Episode 119 MICHELIN COMMANDER Ⅲ
昨年、あまり走らなかった反動か春になってやたらと走り回っている。「ロードグライド」の走行距離は3万キロを越え、いくつかの消耗部品が交換時期を迎えた。特に新車から履いている純正タイヤは限界。そこで選んだのが、これまで4台のハーレーを乗り継いできて一番感触がよかったミシュラン製の「コマンダー」シリーズ。中でも重量のあるツーリングモデルに特化した“COMMANDER 3 TOURING”だ。“COMMANDER 2”をさらにアグレッシブにしたトレッドパターンがカッコいい。純正タイヤほどではないにしてもライフは長く、何よりウエットグリップに定評がある。そんな理由ですぐに注文してしまった。交換は、困ったときの駆け込み寺、「ミッドナイトバイクショップRAZA」の笹島さんにお願いした。
タイヤを交換して、そのまま北へ。
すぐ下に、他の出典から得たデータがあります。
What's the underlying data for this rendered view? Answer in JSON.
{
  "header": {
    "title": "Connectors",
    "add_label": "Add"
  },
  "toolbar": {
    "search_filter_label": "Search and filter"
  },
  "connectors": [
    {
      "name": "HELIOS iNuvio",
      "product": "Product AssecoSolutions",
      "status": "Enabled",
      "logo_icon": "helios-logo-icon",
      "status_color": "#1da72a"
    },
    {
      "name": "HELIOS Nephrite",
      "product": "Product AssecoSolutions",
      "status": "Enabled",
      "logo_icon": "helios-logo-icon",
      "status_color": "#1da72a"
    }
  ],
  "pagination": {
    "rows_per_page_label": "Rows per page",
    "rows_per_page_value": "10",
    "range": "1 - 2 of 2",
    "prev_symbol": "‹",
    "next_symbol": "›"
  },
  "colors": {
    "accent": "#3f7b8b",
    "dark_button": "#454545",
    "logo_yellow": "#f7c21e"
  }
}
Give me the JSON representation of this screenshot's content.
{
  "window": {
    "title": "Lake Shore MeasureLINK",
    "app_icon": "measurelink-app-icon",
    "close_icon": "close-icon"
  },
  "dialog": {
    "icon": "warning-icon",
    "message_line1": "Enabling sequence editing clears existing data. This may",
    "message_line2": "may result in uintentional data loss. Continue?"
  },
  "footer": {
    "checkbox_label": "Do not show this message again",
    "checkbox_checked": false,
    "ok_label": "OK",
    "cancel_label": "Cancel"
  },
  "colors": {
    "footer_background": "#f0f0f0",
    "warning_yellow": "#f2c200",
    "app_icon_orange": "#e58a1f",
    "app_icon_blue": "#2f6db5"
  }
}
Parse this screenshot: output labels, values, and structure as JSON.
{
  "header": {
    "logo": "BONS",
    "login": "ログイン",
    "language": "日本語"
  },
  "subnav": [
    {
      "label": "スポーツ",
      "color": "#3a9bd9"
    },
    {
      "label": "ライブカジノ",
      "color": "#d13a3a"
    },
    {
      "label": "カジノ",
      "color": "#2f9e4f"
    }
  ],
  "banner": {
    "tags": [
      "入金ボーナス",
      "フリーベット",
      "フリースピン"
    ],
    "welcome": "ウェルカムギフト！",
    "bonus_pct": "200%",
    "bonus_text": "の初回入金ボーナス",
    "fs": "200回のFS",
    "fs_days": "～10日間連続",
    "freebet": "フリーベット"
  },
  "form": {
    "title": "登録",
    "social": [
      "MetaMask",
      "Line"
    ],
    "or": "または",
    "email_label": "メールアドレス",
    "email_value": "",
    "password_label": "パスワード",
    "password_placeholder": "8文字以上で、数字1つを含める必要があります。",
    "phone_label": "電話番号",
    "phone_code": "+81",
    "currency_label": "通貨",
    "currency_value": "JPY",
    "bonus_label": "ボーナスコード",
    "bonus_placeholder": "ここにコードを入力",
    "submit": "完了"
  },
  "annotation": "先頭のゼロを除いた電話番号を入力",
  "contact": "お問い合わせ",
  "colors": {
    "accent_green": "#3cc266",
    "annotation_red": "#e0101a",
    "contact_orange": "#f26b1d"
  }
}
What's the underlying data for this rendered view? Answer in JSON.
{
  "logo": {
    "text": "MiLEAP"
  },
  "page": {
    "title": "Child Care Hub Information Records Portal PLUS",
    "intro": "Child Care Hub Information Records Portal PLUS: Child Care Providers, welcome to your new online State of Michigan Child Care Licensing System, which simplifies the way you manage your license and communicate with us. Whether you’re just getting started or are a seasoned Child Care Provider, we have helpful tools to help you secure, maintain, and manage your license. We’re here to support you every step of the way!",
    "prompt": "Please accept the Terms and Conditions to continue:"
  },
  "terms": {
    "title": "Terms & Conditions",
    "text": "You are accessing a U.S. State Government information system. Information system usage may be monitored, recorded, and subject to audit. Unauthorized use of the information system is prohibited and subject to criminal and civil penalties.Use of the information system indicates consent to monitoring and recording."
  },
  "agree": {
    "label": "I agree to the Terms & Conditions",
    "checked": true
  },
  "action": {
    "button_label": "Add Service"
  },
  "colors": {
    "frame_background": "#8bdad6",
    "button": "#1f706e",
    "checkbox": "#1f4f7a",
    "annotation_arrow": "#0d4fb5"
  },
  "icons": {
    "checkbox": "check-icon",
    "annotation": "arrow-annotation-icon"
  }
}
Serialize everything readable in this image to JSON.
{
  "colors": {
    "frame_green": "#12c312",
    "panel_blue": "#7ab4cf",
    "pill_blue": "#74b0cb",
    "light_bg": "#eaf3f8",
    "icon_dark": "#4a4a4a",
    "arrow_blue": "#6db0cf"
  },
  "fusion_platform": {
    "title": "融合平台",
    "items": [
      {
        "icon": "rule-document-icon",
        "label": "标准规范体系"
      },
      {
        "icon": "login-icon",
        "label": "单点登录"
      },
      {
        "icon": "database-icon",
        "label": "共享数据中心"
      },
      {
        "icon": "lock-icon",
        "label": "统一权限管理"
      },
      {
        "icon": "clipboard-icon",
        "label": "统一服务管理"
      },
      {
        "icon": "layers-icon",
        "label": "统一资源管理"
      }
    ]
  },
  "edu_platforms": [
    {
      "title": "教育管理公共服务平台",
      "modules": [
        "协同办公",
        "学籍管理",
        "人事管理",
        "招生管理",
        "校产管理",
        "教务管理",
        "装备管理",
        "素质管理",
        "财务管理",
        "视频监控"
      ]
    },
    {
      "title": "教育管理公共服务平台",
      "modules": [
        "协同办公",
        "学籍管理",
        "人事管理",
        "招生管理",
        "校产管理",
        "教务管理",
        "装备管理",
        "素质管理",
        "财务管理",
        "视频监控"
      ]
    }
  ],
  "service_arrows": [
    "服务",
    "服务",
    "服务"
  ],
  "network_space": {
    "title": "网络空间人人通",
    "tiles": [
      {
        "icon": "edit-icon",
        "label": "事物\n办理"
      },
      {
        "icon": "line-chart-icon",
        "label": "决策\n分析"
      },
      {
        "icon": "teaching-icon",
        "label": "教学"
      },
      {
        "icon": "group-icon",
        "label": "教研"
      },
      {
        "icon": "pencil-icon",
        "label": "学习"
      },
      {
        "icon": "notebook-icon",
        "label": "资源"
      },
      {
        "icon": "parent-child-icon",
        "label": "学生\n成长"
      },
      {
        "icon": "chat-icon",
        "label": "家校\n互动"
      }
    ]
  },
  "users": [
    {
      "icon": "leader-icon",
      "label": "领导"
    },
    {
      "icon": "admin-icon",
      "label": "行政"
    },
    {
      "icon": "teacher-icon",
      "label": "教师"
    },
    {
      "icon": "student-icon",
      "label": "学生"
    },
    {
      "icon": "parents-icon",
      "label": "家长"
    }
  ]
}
高速がほとんどだが1000キロほど走行。摩耗した純正タイヤと比べても参考にならないが、高速での安定感とレーンチェンジなどでのコントロール性は段違い。乗り心地もタイヤを換えただけでかなり違う。ワインディングは大して走っていないが重量のあるロードグライドでも安心して倒し込める。いまのところ、ウエット路面の走行はしていないが、使っている人の話を聞くとかなりよさそう。今年は、ガンガン走るつもりなので交換したことでかなり心強い。ロードグライドは、ロングツーリングのためのバイク。安心感の高いタイヤを履いたことでさらに楽しく快適に長距離を走ることができる。
2025年モデルのメディア向け試乗会に、カメラマンとして撮影するだけでなく本誌のテストライダーとしても参加した。昨年大幅に変わったツアラーに大きな変更はなかったものの、昨年までの「ウルトラ リミテッド」から「ストリートグライド ウルトラ」にバトンタッチ。フロントホイールが18インチから19インチに変わってコーナーでの軽快感が増した。そのほかツアーパックにスピーカーが装着されていない分、重心が高くなりすぎないのも好印象。同じコンポーネンツでロードグライドにもウルトラが復活したら僕的には選択肢のひとつになりそうだ。
今年大きく変わったのは「クルーザー」だ。異なるチューニングを施した3種類の117エンジンを新たに搭載。カムとチューニングの違いでキャラクターがまるで違う。ハイアウトプットを搭載した「ローライダーS」はとにかく速く、そのスピードに対応する足まわりを装備しているのでポイントが高い。意外だったのがクラシックを搭載した「ストリートボブ」。鼓動感があり一番ハーレーらしかった。また3種のライドモードを切り替えられ、特にスポーツモードは別のエンジンなのではないかと思うほど豹変。どちらも試乗しないとわからない部分なので、ぜひ一度体験してほしい。
フォトグラファー/増井貴光
二輪メディアを中心にマルチに活躍するフォトグラファー。アメリカ・ユタ州のボンネビルで開催されるランドスピードレースに通い出して14年。2017年に写真集「bonneville」をbueno!booksより出版
Commander 3 touring
ハーレーのタイヤで一番使っているのがミシュランのコマンダーシリーズ。前のロードグライドに履かせていたコマンダー2は安心感が高かった。今回選んだのはツーリングモデルに特化したコマンダー3ツーリング。センターグルーブのないアグレッシブなトレッドパターンが性能を期待させる。
Specialized in touring
大胆なトレッドパターンだが100%シリカコンパウンドを採用したSRTによりウエットグリップと高いスポーツ性能、耐摩耗性を発揮。実際にワインディングを走ってみると軽快感がかなり増している上に寝かせたときの安心感も高い。まだウエット路面は走っていないが、かなり期待できそうだ。
CVO ROADGLIDE ST
昨年も試乗したCVOロードグライドSTは、グラッフィックが変更された。ハーレー最強のハイアウトプット121エンジンは、とにかく速い。足まわりがとにかくよく、フロントサスとブレーキは最高。サスのよさとカーボンパーツのおかげかスタンダードなロードグライドよりも数段軽く感じる。
Even more powerful
117ハイアウトプットを搭載したローライダーS。3種類のエンジンの中でもカムとチューニングの違いでかなりパワフル。倒立フォークを採用することでラインアップの中で最もスポーツ性能の高いモデル。本文にも書いたがスポーツモードを選択すると豹変、ワイドオープンしたときの加速は異次元。